KINGSTON, N.Y. >> The Kingston dentist who was acquitted last year of killing his lover’s husband was sentenced on Tuesday to a maximum of seven years in state prison for numerous unrelated charges.
Gilberto Nunez, 49, of Poughkeepsie, was sentenced by Ulster County Judge Donald A. Williams for charges related to insurance fraud and lying on a pistol permit application. Williams called Nunez a “calculated liar” who has “shown absolutely no remorse.”
“You are devoid of any shame,” Williams said. “Tragically, and perhaps pathologically, you believe that society’s rules do not apply to you.
“Because I see no remorse, I see no chance of rehabilitation,” the judge said.
Nunez was convicted of a total of 12 felonies at three separate trials in Ulster County Court in 2016:
• During the spring trial at which he was acquitted of murdering Saugerties resident Thomas Kolman, Nunez was found guilty of two counts of perjury for having a fake CIA identification card on his computer and for giving Kolman’s wife, Linda, with whom Nunez was having an affair, a letter purporting to be from a CIA agent.
• In October, he was convicted of grand larceny, insurance fraud and falsifying business records, all related to an insurance claim he submitted after a February 2014 fire at a building he owned next to his dental office on Washington Avenue in Kingston. The jury agreed with the allegation that Nunez improperly received an $8,400 insurance payment for what he claimed was rent he lost due to the fire.
• And in November, he was found guilty of perjury, offering a false instrument, and filing an apparently false sworn statement for claiming on a pistol permit application that he never was terminated or discharged from employment or military service for cause. Nunez was discharged from the U.S. Marine Corps in 1990 under “other than honorable conditions” after being absent without leave, or AWOL, for almost three years.
Williams sentenced Gilberto Nunez to 1-1/3 to four years in prison for each of the convictions associated with the pistol permit application, to be served concurrently; and one to three years for each of the charges associated with the insurance claim, also to be served concurrently.
[caption id="attachment_6674" align="alignleft" width="227"] Gilberto Nunez[/caption]But the first and second sentences will be served consecutively, meaning the full term is 2-1/3 to seven years — with the minimum reduced to two years because of time Gilberto Nunez already has spent in jail.
Nunez also was sentenced Tuesday to one year in jail for the charges related to the fake CIA documents, but that sentence is to be concurrent with the others, so it doesn’t raise the total.
Orange County Senior Assistant District Attorney Maryellen Albanese, the special prosecutor at all three of Nunez’s trials, asked Williams to give Gilberto Nunez the maximum allowable sentence for each charge and to make all of them run consecutively, which could have led to a maximum of 42 years in prison.
In arguing for the harsh sentence, Albanese said Nunez committed the crimes to manipulate others for his own benefit.
“He is truly evil,” she said. “Society deserves protection from his sociopathic, narcissistic behavior.”
Defense attorney Evan Lipton asked Williams to order just six months of jail time and five years of probation, the sentence recommended by the Ulster County Probation Department. Pointing to 130 letters sent to the court in support of Gilberto Nunez, Lipton said the dentist is a respected member of the community.
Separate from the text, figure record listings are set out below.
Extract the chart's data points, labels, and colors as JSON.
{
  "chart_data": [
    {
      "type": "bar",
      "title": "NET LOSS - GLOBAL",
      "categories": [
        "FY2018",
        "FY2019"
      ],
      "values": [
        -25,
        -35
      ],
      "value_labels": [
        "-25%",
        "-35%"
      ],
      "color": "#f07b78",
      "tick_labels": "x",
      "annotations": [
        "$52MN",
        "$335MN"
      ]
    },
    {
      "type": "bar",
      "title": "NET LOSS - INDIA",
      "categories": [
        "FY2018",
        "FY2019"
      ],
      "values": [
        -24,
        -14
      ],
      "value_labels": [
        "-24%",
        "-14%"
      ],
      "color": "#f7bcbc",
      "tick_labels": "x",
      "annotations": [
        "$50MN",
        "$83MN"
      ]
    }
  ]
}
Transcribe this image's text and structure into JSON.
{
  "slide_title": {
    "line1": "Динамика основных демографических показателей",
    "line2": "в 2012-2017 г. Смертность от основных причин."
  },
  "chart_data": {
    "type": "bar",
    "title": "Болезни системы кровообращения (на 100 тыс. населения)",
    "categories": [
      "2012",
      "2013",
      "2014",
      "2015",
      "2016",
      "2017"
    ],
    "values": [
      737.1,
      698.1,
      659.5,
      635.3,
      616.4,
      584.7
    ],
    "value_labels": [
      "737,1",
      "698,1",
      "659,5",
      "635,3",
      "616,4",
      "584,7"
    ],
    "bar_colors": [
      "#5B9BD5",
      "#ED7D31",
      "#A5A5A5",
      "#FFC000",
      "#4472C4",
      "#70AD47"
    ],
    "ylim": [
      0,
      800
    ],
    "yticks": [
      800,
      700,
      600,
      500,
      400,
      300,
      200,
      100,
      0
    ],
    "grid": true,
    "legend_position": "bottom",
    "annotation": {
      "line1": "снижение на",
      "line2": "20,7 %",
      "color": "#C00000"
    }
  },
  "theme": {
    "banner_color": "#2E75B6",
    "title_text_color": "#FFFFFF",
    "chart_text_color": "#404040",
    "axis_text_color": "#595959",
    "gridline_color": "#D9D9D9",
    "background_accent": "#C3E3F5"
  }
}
Williams said that under other circumstances, the charges of which Gilberto Nunez was convicted probably would have led to a plea bargain resulting in misdemeanor charges, and the judge scoffed at the suggestion by Albanese that all of the sentences run consecutively, or back to back.
Still, the judge had harsh words for Nunez.
“What these trials demonstrated is that he was an individual who was consumed, consumed by an illicit affair” and was “willing to do absolutely anything at all in order to promote his prurient interest,” the judge said.
Williams said the thing he found “most troubling” was the “eerie calm” Nunez displayed during the six hours of police interrogation about the death of Thomas Kolman, who Nunez claimed was his best friend.
“What struck this court ... was how eerily calm you were through this interview,” the judge said to Nunez. “That eerie calm will never leave me.”
Nunez was charged with second-degree murder in October 2015 for Thomas Kolman’s November 2011 death. Prosecutors alleged the dentist killed the 44-year-old man by lacing a cup of coffee with a medical sedative so that Nunez could have Linda Kolman to himself.
The defense in the murder trial said Nunez had nothing to do with the death and that it could have been the result of a heart problem.
Nunez was freed from the Ulster County Jail on $1 million bail shortly after his murder arrest, but he was returned to the jail after his November conviction in the pistol permit case to await sentencing.